12.15.2008

Eliza Fernbach: Rushing to Your Death?



In 2001 at an empty French airport I was shoved aside by a harried "fonctionnaire". Searching the vast space around me for some potential hazard, I found nothing apparently dangerous and I wondered why, given the room available, this person needed to shove me.

On one of the highways that lead into the great rushing metropolis of New York I wonder in much the same way as cars speed past narrowly missing each others' bumpers, sides and spewing smoke from their neglected engines.

At the airport my knee-jerk response was to cry out "Rushing to Your Death?" The man stepped onto the escalator at that moment and stood quite still staring at me as the moving stairs smoothly carried him aloft. It was a moving pause. The question is now embedded in my psyche and my work, I have been posing it by way of various media ever since. Pascal suggested we stop and reflect- every artist is in some way dedicated to precipitating this full stop.

So to the Pharmakon...and rushing, I suppose, to your death or to anything. Christina invited me to ponder this intriguing duality when we met at the Book Arts Fair in New York this Fall and talked about illness and velocity. I'm not sure a billboard, a question or even speed itself have duality but Kevin's references to skepticism and enchantment struck me as very apt lens' through which to look at the potentially fatal nature of speed and at the same time the exhilarating super-heroic possibility of eternity that supersonic nay even super-galactic speed suggests.

Until now there was no upside to speeding for me.

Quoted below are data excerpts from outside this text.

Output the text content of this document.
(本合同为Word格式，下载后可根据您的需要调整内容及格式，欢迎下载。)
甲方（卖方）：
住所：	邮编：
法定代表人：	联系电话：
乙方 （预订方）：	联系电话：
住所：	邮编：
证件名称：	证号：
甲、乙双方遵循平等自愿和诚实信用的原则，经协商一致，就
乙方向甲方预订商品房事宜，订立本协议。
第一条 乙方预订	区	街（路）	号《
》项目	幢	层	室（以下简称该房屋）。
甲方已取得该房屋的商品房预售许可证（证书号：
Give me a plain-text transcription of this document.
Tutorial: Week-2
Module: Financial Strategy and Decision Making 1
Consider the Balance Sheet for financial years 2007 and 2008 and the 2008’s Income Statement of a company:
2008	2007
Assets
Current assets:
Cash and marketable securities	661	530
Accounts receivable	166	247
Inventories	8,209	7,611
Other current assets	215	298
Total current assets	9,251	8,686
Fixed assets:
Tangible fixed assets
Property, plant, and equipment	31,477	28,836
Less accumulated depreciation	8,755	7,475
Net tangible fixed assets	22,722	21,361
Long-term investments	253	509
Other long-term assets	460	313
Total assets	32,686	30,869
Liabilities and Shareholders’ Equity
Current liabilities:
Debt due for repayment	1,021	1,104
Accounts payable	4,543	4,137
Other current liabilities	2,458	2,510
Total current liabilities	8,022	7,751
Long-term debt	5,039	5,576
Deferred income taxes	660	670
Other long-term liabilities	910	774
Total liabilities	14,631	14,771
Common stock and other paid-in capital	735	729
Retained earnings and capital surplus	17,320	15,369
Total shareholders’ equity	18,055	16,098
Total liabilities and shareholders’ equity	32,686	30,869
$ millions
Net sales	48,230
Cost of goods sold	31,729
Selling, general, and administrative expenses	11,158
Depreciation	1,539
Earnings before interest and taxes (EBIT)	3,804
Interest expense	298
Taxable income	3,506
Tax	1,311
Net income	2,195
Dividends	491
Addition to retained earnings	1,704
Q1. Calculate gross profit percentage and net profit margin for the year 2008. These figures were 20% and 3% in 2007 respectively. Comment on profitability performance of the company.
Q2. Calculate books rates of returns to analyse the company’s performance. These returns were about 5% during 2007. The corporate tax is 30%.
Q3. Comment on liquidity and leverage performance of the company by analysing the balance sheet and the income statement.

It is dangerous, it burns more gas and it blurs vivid color into dull greyness. But in the world of Superman and since he's been in the news Batman too- speed actually allows for time travel. More so for Superman who can really go back in time and well, isn't that the most enchanting way of imagining REALLY slowing down? Slowing so much you can actually re-do something...And so, if you don't speed you may get a little closer to Superman by not HAVING to re-do anything because you did it slowly enough to get it as right as it needs to be.

The only time I have seen speed enchantingly benefit anyone was when it was combined with precision. A tap dancer navigated a contemplative labyrinth I had set up and I was amazed at how he maximized his passage and his experience of the journey. Perhaps that is why speed has doses on the highway. It is poison at one point and er, shall I say useful if not healing at another.

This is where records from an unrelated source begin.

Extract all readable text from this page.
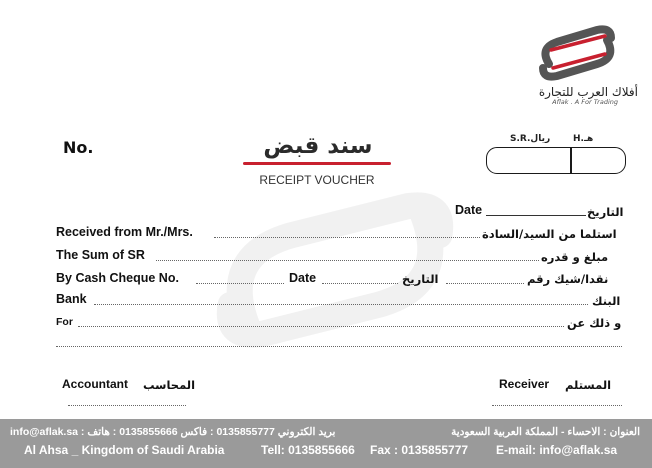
أفلاك العرب للتجارة
Aflak . A For Trading
No.	سند قبض
RECEIPT VOUCHER
S.R.ريال	H.هـ
Date	التاريخ
Received from Mr./Mrs.	استلما من السيد/السادة
The Sum of SR	مبلغ و قدره
By Cash Cheque No.	Date	التاريخ	نقدا/شيك رقم
Bank	البنك
For	و ذلك عن
Accountant المحاسب	Receiver المستلم
info@aflak.sa : بريد الكتروني 0135855777 : فاكس 0135855666 : هاتف	العنوان : الاحساء - المملكة العربية السعودية
Al Ahsa _ Kingdom of Saudi Arabia	Tell: 0135855666 Fax : 0135855777 E-mail: info@aflak.sa
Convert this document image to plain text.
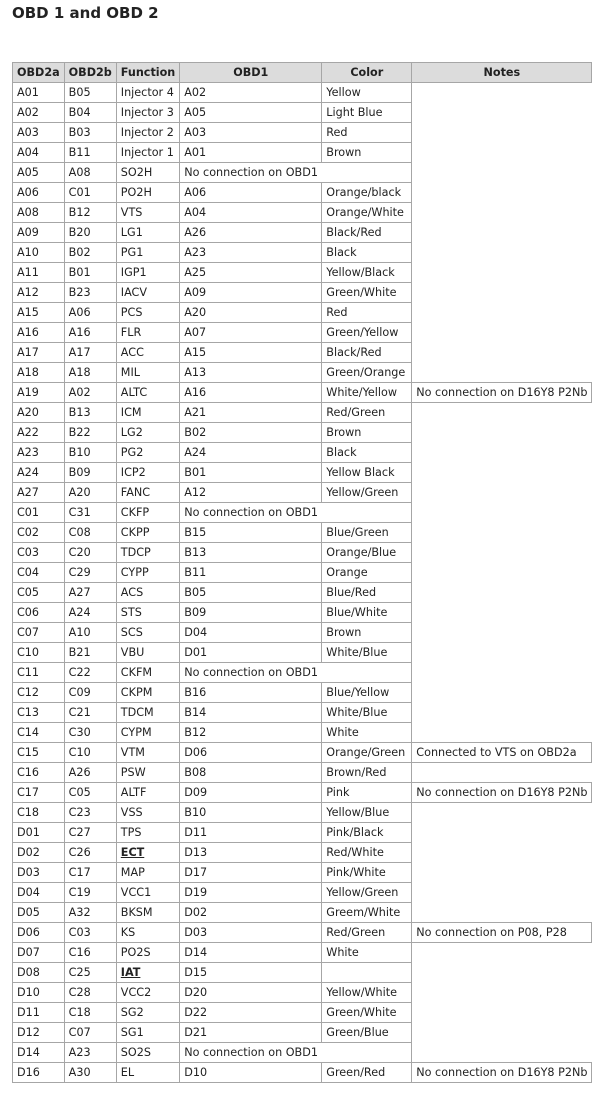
OBD 1 and OBD 2
OBD2a	OBD2b	Function	OBD1	Color	Notes
A01	B05	Injector 4	A02	Yellow	
A02	B04	Injector 3	A05	Light Blue	
A03	B03	Injector 2	A03	Red	
A04	B11	Injector 1	A01	Brown	
A05	A08	SO2H	No connection on OBD1		
A06	C01	PO2H	A06	Orange/black	
A08	B12	VTS	A04	Orange/White	
A09	B20	LG1	A26	Black/Red	
A10	B02	PG1	A23	Black	
A11	B01	IGP1	A25	Yellow/Black	
A12	B23	IACV	A09	Green/White	
A15	A06	PCS	A20	Red	
A16	A16	FLR	A07	Green/Yellow	
A17	A17	ACC	A15	Black/Red	
A18	A18	MIL	A13	Green/Orange	
A19	A02	ALTC	A16	White/Yellow	No connection on D16Y8 P2Nb
A20	B13	ICM	A21	Red/Green	
A22	B22	LG2	B02	Brown	
A23	B10	PG2	A24	Black	
A24	B09	ICP2	B01	Yellow Black	
A27	A20	FANC	A12	Yellow/Green	
C01	C31	CKFP	No connection on OBD1		
C02	C08	CKPP	B15	Blue/Green	
C03	C20	TDCP	B13	Orange/Blue	
C04	C29	CYPP	B11	Orange	
C05	A27	ACS	B05	Blue/Red	
C06	A24	STS	B09	Blue/White	
C07	A10	SCS	D04	Brown	
C10	B21	VBU	D01	White/Blue	
C11	C22	CKFM	No connection on OBD1		
C12	C09	CKPM	B16	Blue/Yellow	
C13	C21	TDCM	B14	White/Blue	
C14	C30	CYPM	B12	White	
C15	C10	VTM	D06	Orange/Green	Connected to VTS on OBD2a
C16	A26	PSW	B08	Brown/Red	
C17	C05	ALTF	D09	Pink	No connection on D16Y8 P2Nb
C18	C23	VSS	B10	Yellow/Blue	
D01	C27	TPS	D11	Pink/Black	
D02	C26	ECT	D13	Red/White	
D03	C17	MAP	D17	Pink/White	
D04	C19	VCC1	D19	Yellow/Green	
D05	A32	BKSM	D02	Greem/White	
D06	C03	KS	D03	Red/Green	No connection on P08, P28
D07	C16	PO2S	D14	White	
D08	C25	IAT	D15		
D10	C28	VCC2	D20	Yellow/White	
D11	C18	SG2	D22	Green/White	
D12	C07	SG1	D21	Green/Blue	
D14	A23	SO2S	No connection on OBD1		
D16	A30	EL	D10	Green/Red	No connection on D16Y8 P2Nb
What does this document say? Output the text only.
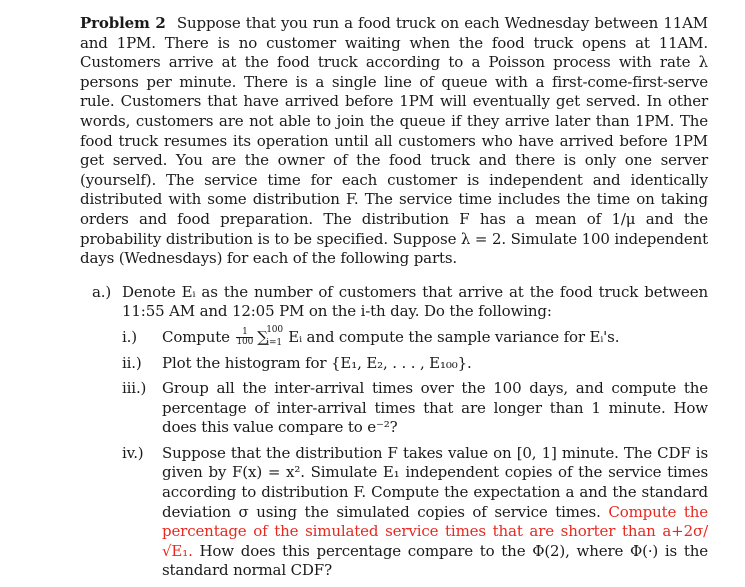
Problem 2 Suppose that you run a food truck on each Wednesday between 11AM and 1PM. There is no customer waiting when the food truck opens at 11AM. Customers arrive at the food truck according to a Poisson process with rate λ persons per minute. There is a single line of queue with a first-come-first-serve rule. Customers that have arrived before 1PM will eventually get served. In other words, customers are not able to join the queue if they arrive later than 1PM. The food truck resumes its operation until all customers who have arrived before 1PM get served. You are the owner of the food truck and there is only one server (yourself). The service time for each customer is independent and identically distributed with some distribution F. The service time includes the time on taking orders and food preparation. The distribution F has a mean of 1/μ and the probability distribution is to be specified. Suppose λ = 2. Simulate 100 independent days (Wednesdays) for each of the following parts.

a.) Denote Eᵢ as the number of customers that arrive at the food truck between 11:55 AM and 12:05 PM on the i-th day. Do the following:
i.)	Compute $\frac{1}{100}$ ∑
100
i=1 Eᵢ and compute the sample variance for Eᵢ's.
ii.)	Plot the histogram for {E₁, E₂, . . . , E₁₀₀}.
iii.)	Group all the inter-arrival times over the 100 days, and compute the percentage of inter-arrival times that are longer than 1 minute. How does this value compare to e⁻²?
iv.)	Suppose that the distribution F takes value on [0, 1] minute. The CDF is given by F(x) = x². Simulate E₁ independent copies of the service times according to distribution F. Compute the expectation a and the standard deviation σ using the simulated copies of service times. Compute the percentage of the simulated service times that are shorter than a+2σ/√E₁. How does this percentage compare to the Φ(2), where Φ(·) is the standard normal CDF?
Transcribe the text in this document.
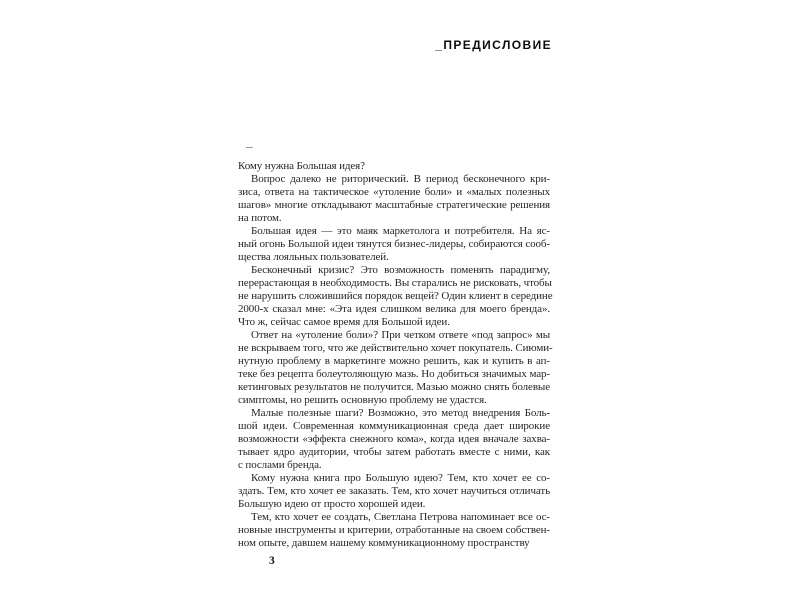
_ПРЕДИСЛОВИЕ
_
Кому нужна Большая идея?
Вопрос далеко не риторический. В период бесконечного кри-
зиса, ответа на тактическое «утоление боли» и «малых полезных
шагов» многие откладывают масштабные стратегические решения
на потом.
Большая идея — это маяк маркетолога и потребителя. На яс-
ный огонь Большой идеи тянутся бизнес-лидеры, собираются сооб-
щества лояльных пользователей.
Бесконечный кризис? Это возможность поменять парадигму,
перерастающая в необходимость. Вы старались не рисковать, чтобы
не нарушить сложившийся порядок вещей? Один клиент в середине
2000-х сказал мне: «Эта идея слишком велика для моего бренда».
Что ж, сейчас самое время для Большой идеи.
Ответ на «утоление боли»? При четком ответе «под запрос» мы
не вскрываем того, что же действительно хочет покупатель. Сиюми-
нутную проблему в маркетинге можно решить, как и купить в ап-
теке без рецепта болеутоляющую мазь. Но добиться значимых мар-
кетинговых результатов не получится. Мазью можно снять болевые
симптомы, но решить основную проблему не удастся.
Малые полезные шаги? Возможно, это метод внедрения Боль-
шой идеи. Современная коммуникационная среда дает широкие
возможности «эффекта снежного кома», когда идея вначале захва-
тывает ядро аудитории, чтобы затем работать вместе с ними, как
с послами бренда.
Кому нужна книга про Большую идею? Тем, кто хочет ее со-
здать. Тем, кто хочет ее заказать. Тем, кто хочет научиться отличать
Большую идею от просто хорошей идеи.
Тем, кто хочет ее создать, Светлана Петрова напоминает все ос-
новные инструменты и критерии, отработанные на своем собствен-
ном опыте, давшем нашему коммуникационному пространству
3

There's something in Jacques Prévert's quip about the passage of time that touches this duality of velocity..." Time,you say that it passes just as it stops to sit down and watch you go by."

So is the billboard a sort of pharmakon? I'm not sure. It certainly made some people irate enough to submit poisoned reactions in the comment section of the accompanying website and inspired others to enchanting, maybe even healing epiphanies which they graciously shared with me too.

I suffered pretty rugged symptoms with chemical and environmental sensitivity myself and found the use of antigens successful in healing my broken immune system. As a result I am no longer a skeptic about the importance of moderation and the idea albeit more and more a fairytale that there is "Just enough, just exactly enough of something" and finding it can be a real joy ride.